Speaking with the Viper Club of America magazine this week, Dodger SRT boss Ralph Gilles promised a Big Apple debut for the big snake in early April.
We can expect more details to filter down through leaks and teasers over the coming months, but what do we know right now?
Two years ago, it was rumoured that the new Viper would be the most exciting result of Chrysler moving under Fiat control, gaining a big back of Ferrari tricks and all of Maranello's know-how.
That report was debunked soon after, although it is likely that Fiat has ensured that the smiling snake has benefited from at least a few tips from the prancing horse.
In December last year, Giles confirmed that a new Viper would debut in 2012, promising "a more forgiving car."

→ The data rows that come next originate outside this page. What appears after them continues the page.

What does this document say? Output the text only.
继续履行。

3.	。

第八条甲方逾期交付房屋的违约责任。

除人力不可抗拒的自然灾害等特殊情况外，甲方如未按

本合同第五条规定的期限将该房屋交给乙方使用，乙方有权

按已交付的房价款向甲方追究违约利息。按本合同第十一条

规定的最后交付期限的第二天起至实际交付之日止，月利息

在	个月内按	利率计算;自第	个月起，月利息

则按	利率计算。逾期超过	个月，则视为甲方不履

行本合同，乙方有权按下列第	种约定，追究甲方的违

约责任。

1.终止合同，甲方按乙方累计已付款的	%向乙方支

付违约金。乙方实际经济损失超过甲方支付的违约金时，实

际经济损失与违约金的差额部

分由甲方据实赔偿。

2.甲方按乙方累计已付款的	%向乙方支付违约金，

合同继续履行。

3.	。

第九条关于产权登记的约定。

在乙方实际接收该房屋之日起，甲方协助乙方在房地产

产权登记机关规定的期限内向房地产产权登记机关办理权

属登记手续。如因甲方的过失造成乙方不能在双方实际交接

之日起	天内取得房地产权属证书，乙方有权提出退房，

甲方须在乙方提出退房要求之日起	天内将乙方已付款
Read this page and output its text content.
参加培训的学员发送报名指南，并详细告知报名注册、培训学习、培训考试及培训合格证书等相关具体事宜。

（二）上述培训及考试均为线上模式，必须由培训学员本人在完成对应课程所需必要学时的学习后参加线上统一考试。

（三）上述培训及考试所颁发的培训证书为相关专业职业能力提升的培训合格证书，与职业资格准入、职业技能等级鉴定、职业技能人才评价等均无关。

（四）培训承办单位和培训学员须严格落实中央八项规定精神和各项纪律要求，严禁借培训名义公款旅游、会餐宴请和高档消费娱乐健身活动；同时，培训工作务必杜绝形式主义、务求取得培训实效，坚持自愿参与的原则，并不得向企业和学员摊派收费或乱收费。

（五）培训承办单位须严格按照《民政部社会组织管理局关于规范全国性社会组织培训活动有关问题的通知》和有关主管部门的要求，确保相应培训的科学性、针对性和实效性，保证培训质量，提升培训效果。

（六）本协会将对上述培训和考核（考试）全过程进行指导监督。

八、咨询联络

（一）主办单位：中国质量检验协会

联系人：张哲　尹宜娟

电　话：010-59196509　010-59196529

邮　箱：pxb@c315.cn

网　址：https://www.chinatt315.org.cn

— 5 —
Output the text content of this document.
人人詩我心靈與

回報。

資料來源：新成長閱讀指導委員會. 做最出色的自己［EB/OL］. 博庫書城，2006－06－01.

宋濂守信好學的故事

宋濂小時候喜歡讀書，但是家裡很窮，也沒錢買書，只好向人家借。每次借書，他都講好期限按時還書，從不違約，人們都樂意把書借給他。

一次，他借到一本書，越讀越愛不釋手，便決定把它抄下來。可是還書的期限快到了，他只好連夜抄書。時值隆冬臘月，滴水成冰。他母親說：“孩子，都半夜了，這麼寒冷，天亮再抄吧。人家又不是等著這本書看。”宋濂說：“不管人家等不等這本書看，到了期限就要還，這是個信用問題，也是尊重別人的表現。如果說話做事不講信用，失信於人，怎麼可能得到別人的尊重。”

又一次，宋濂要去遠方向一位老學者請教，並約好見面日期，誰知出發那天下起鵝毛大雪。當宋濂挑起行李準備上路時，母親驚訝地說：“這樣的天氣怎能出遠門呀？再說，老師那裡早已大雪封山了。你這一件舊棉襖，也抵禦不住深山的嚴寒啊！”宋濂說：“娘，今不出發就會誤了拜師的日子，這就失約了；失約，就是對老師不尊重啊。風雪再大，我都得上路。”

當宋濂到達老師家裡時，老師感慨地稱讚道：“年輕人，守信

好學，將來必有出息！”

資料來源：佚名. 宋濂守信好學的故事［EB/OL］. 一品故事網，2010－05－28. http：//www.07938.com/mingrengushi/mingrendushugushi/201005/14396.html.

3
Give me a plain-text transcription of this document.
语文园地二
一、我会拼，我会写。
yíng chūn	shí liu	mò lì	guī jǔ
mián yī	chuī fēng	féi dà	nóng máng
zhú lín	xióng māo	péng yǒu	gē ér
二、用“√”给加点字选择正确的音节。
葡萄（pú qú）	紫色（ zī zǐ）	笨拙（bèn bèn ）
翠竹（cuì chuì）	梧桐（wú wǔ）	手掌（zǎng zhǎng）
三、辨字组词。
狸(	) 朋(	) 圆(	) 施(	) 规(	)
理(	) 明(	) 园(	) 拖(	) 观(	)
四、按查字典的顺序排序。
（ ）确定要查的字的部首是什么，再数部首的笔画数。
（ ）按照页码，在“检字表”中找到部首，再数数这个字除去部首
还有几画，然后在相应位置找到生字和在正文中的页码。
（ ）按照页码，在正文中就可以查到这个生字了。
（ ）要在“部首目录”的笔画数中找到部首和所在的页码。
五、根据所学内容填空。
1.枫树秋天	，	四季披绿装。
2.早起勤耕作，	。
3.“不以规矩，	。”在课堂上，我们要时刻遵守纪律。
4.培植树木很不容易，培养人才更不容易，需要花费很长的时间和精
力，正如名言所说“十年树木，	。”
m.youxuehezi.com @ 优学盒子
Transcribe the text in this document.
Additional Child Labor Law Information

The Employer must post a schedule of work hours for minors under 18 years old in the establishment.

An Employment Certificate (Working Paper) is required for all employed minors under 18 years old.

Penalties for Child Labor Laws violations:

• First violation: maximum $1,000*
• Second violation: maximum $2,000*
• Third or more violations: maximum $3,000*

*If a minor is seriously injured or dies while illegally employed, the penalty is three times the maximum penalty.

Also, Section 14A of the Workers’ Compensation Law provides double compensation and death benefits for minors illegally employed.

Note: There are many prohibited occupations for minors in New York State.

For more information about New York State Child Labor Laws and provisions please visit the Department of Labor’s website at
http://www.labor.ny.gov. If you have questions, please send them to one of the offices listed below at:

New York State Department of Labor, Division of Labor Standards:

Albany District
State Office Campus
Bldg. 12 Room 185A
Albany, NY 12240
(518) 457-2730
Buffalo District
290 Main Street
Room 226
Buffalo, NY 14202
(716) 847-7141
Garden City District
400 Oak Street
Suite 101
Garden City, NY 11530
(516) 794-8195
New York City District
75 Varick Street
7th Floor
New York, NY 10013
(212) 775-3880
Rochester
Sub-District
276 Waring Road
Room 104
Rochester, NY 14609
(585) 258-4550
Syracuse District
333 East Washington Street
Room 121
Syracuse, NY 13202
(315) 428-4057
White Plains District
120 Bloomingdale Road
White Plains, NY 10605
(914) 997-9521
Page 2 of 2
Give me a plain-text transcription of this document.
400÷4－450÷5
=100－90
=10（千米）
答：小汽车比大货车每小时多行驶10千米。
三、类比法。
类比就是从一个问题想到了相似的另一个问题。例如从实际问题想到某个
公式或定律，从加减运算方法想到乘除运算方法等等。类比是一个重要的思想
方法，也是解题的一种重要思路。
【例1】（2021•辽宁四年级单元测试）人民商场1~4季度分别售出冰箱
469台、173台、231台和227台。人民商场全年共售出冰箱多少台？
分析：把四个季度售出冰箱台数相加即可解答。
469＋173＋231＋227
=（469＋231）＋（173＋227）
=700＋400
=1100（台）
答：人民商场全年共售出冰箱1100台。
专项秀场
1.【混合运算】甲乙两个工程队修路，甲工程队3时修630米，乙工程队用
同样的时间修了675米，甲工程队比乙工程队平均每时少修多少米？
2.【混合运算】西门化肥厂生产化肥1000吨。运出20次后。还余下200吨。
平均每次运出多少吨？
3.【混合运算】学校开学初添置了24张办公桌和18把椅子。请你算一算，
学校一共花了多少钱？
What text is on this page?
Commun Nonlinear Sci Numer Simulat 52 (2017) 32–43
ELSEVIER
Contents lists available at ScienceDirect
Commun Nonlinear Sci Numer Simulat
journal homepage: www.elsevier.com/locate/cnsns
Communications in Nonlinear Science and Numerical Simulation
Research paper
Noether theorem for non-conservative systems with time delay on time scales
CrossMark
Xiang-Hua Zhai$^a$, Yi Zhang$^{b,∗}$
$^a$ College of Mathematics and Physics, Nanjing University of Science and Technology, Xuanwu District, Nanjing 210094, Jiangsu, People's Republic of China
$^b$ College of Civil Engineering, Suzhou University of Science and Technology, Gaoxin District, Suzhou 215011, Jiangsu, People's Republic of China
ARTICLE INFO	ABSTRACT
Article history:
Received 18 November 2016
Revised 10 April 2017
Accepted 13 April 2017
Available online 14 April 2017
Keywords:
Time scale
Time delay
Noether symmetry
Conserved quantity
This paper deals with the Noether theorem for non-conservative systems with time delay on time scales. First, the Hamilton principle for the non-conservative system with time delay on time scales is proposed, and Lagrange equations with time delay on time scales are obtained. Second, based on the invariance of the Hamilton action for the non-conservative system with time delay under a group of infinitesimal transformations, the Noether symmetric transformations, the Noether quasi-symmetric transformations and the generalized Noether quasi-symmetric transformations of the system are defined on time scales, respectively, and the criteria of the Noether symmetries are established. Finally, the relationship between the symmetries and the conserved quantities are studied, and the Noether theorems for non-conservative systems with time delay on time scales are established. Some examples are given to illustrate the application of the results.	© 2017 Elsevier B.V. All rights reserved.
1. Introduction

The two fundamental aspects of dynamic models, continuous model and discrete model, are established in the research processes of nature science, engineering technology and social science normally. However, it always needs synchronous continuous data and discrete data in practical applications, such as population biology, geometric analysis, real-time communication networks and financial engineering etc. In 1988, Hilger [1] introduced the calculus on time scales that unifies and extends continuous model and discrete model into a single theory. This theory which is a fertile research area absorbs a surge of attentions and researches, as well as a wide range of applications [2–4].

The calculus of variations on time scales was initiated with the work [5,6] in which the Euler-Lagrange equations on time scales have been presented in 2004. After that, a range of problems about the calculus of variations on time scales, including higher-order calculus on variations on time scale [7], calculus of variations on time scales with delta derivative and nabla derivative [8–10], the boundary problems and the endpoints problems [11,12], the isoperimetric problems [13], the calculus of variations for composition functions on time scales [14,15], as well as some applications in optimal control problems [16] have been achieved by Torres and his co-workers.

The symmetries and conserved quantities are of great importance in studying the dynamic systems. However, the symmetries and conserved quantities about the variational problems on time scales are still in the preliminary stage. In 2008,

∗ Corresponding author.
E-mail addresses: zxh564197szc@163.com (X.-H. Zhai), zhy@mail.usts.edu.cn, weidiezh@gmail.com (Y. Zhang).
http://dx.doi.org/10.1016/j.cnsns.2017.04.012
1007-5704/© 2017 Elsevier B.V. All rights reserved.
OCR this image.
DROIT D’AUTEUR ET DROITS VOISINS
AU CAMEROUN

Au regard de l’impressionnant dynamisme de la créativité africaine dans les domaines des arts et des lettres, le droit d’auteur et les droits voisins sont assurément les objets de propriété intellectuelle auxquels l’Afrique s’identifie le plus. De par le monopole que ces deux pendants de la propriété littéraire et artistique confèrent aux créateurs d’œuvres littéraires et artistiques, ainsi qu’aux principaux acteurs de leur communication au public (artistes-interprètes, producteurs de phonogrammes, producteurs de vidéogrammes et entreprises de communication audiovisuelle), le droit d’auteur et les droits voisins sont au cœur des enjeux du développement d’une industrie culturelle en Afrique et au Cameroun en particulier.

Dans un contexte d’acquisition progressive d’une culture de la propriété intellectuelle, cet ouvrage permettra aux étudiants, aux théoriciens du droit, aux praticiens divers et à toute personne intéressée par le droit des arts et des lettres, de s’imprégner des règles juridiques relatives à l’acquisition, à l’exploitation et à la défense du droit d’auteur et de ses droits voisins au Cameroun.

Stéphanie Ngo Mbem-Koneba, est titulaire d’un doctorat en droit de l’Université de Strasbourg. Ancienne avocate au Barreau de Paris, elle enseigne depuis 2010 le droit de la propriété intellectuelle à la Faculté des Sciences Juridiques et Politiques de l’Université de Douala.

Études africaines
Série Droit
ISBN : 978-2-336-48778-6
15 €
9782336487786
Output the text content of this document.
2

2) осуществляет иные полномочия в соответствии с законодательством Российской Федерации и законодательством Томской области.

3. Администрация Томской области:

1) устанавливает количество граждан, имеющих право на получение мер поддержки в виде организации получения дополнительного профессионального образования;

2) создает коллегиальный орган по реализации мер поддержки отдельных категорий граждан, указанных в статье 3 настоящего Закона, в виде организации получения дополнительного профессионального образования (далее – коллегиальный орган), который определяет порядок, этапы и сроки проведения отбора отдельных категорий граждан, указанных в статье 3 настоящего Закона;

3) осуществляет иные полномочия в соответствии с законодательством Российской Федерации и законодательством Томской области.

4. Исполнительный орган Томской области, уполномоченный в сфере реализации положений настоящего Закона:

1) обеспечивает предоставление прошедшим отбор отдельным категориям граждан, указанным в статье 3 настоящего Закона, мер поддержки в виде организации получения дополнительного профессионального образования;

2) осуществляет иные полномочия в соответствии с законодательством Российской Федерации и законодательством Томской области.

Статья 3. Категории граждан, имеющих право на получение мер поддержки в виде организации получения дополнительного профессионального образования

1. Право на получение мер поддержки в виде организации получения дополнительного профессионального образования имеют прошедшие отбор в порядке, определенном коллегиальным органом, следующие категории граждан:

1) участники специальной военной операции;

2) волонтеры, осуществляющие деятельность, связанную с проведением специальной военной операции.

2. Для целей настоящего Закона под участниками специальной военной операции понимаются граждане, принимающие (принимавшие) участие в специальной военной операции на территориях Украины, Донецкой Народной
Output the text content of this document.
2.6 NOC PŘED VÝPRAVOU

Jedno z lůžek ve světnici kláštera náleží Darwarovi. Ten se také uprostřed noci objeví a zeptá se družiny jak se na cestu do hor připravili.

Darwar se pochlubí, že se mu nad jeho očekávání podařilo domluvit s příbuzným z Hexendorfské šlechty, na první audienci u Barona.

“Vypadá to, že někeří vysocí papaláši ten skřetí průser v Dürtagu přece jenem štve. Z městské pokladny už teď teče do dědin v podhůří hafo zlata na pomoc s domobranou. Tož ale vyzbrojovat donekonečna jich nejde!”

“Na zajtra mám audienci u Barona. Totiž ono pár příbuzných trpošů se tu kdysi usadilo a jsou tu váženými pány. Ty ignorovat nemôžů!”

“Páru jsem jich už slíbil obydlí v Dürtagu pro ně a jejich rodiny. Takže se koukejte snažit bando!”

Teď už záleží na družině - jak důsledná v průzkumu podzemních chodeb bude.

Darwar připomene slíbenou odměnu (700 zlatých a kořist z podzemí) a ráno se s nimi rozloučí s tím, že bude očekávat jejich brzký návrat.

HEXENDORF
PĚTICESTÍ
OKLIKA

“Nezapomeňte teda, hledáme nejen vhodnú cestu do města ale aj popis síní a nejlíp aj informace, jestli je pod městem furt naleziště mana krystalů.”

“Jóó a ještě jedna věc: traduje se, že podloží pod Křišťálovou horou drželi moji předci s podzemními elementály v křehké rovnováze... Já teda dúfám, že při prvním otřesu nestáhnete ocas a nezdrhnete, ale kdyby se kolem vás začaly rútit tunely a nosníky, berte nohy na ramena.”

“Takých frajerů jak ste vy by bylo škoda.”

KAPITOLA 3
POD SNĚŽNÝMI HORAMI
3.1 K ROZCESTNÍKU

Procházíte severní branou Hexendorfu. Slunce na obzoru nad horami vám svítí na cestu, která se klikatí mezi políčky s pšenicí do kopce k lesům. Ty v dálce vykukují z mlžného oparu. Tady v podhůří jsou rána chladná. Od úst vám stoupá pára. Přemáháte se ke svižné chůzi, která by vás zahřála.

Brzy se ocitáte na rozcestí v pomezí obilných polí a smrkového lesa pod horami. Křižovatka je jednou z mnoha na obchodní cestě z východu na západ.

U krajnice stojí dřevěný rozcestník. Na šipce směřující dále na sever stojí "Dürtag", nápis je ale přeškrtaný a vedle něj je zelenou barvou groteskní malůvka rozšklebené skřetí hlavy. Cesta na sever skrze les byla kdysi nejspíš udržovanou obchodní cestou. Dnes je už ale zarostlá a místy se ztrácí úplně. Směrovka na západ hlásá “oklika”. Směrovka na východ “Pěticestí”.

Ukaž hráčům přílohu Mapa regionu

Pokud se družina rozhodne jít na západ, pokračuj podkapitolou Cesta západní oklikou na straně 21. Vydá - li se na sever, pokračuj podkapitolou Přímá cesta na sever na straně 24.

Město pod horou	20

"Fiat has an awesome ability to tune cars. I want the new Viper to be a more forgiving car to drive and accessible to more people. We've never had stability control on a high-performance car, which is about to happen on the new car," he told The Detroit Bureau.
Now, only one week ago, Giles' boss Reid Bigland told industry paper Automotive News that the new Viper will bring wider market appeal to the 'super muscle car', while retaining its image as a thrilling ride.
"It was a little crude in the past, and to a certain extent that was its appeal because you really needed to have your wits about you when you got behind the wheel to keep that thing on the road. And that thrill of driving a Viper was kind of unlike any other," Bigland told Automotive News.
"Those who were attracted to the Viper in the past will certainly be attracted to this new Viper. Guaranteed," he added.
For now, little else is known. Reports suggest that the new Viper will retain its 10-cylinder setup (as it should), although the brand has yet to offer any word on that front.
The new snake will likely pull some tricks from the Fiat catalogue, but we suspect the engineers at Chrysler will be eager to resist the temptation to stray too far from the car's "all-American" image.